Effect of the tyrosine kinase inhibitor nilotinib in patients with hypereosinophilic syndrome/chronic eosinophilic leukemia: analysis of the phase 2, open-label, single-arm A2101 study

• Published in: Journal of cancer research and clinical oncology Vol. 139; no. 12; pp. 1985 - 1993
• Main Authors: Hochhaus, Andreas, le Coutre, Philipp D., Kantarjian, Hagop M., Baccarani, Michele, Erben, Philipp, Reiter, Andreas, McCulloch, Tracey, Fan, Xiaolin, Novick, Steven, Giles, Francis J.
• Format: Journal Article
• Language: English
• Published: Berlin/Heidelberg Springer Berlin Heidelberg 01.12.2013; Springer; Springer Nature B.V
• Subjects: Adult; Aged; Aged, 80 and over; Antineoplastic agents; Biological and medical sciences; Cancer Research; Chronic Disease; Dose-Response Relationship, Drug; Drug Administration Schedule; Female; Hematologic and hematopoietic diseases; Hematology; Humans; Hypereosinophilic Syndrome - drug therapy; Hypereosinophilic Syndrome - mortality; Hypereosinophilic Syndrome - pathology; Inhibitor drugs; Internal Medicine; Kinases; Leukemia; Leukemias. Malignant lymphomas. Malignant reticulosis. Myelofibrosis; Male; Medical sciences; Medicine; Medicine & Public Health; Middle Aged; Oncology; Original Paper; Other diseases. Hematologic involvement in other diseases; Pharmacology. Drug treatments; Protein Kinase Inhibitors - administration & dosage; Pyrimidines - administration & dosage; Side effects; Treatment Outcome; Nilotinib; Chronic eosinophilic leukemia; Hypereosinophilic syndrome; Human; Eosinophilic leukemia; Enzyme; Tyrosine kinase inhibitor; Toxicity; Transferases; Granulocyte; Enzyme inhibitor; Malignant hemopathy; Myeloproliferative syndrome; Chronic; Treatment; Phase II trial; Protein-tyrosine kinase; Cancer
• ISSN: 0171-5216; 1432-1335
• DOI: 10.1007/s00432-013-1529-7

Purpose Hypereosinophilic syndrome (HES) and chronic eosinophilic leukemia (CEL) are characterized by sustained overproduction of eosinophils and organ dysfunction. CEL involves the presence of clonal genetic markers, such as a fusion of FIP1-like 1 protein and platelet-derived growth factor receptor α (FIP1L1-PDGFRα, or F/P) or PDGFRα-activating mutations.
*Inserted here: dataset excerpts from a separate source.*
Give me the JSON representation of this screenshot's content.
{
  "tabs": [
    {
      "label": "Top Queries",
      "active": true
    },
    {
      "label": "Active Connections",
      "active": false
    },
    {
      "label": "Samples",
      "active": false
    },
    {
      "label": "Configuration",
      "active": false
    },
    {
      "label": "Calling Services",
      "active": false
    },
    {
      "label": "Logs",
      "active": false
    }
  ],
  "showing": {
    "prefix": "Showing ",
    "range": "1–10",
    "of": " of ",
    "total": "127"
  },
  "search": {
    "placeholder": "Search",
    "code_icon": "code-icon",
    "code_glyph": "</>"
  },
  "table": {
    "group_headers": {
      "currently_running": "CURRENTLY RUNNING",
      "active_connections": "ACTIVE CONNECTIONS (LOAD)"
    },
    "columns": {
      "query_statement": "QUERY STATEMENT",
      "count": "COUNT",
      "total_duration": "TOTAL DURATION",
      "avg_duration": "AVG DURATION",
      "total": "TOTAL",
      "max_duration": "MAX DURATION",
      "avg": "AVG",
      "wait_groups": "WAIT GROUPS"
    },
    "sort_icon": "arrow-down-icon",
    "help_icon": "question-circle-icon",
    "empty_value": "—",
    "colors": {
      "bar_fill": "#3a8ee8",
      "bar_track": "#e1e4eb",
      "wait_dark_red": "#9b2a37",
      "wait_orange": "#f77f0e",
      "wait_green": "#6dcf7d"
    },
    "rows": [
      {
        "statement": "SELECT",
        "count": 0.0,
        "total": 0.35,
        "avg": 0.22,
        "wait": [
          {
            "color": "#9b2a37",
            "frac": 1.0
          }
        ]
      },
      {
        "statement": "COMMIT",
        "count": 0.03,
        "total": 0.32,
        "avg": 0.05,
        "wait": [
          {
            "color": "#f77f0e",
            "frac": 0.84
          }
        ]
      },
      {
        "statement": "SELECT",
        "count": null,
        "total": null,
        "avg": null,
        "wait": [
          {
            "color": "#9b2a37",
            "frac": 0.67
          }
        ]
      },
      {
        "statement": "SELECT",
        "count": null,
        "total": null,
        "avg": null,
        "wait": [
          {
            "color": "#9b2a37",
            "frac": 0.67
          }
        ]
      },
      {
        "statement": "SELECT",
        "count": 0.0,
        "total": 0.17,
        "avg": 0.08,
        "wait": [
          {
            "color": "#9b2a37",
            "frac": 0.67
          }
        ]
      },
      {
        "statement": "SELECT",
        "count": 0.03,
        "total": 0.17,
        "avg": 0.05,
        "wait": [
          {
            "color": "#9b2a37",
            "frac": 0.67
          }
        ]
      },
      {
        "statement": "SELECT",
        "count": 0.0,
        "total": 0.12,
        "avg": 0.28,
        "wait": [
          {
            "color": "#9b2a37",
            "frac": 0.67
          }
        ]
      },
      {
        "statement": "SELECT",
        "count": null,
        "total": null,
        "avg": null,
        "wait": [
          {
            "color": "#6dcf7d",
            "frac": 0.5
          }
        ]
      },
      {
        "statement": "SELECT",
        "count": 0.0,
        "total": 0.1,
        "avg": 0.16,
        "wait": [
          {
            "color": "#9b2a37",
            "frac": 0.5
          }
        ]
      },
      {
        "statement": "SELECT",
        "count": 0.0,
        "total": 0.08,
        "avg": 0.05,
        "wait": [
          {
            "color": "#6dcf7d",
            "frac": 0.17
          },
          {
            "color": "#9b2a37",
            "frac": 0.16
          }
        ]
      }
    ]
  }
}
Methods Sixteen patients with HES/CEL were enrolled in the phase 2 nilotinib registration trial (NCT00109707) and treated with nilotinib 400 mg twice daily. The median duration of treatment was 95 days (range 3–1,079). Results Twelve patients had HES: 1 achieved a complete hematologic response (CHR), 3 achieved stable disease, 3 had progressive disease, and 5 were not evaluable for response. Four patients had CEL: 2 with the F/P fusion and 2 with PDGFRα-activating mutations. Both patients with an F/P fusion achieved a CHR; 1 also achieved a complete molecular response (CMR). Of the 2 patients with PDGFRα-activating mutations, 1 had stable disease and the other achieved CMR. At 24 months, overall survival in the HES group was 75.0 % (95 % CI 50.5–100.0) and no patients in the CEL group died. Median survival was not yet reached after a median follow-up of 32 months. The most common grade 3/4 hematologic laboratory abnormalities were lymphocytopenia (31.3 %) and neutropenia (25.0 %). The most common drug-related nonhematologic grade 3/4 adverse event was pruritus, which occurred in 2 patients (12.5 %). Conclusions Nilotinib 400 mg twice daily was effective in some patients with HES/CEL regardless of F/P mutation status, and the safety profile was consistent with other nilotinib studies.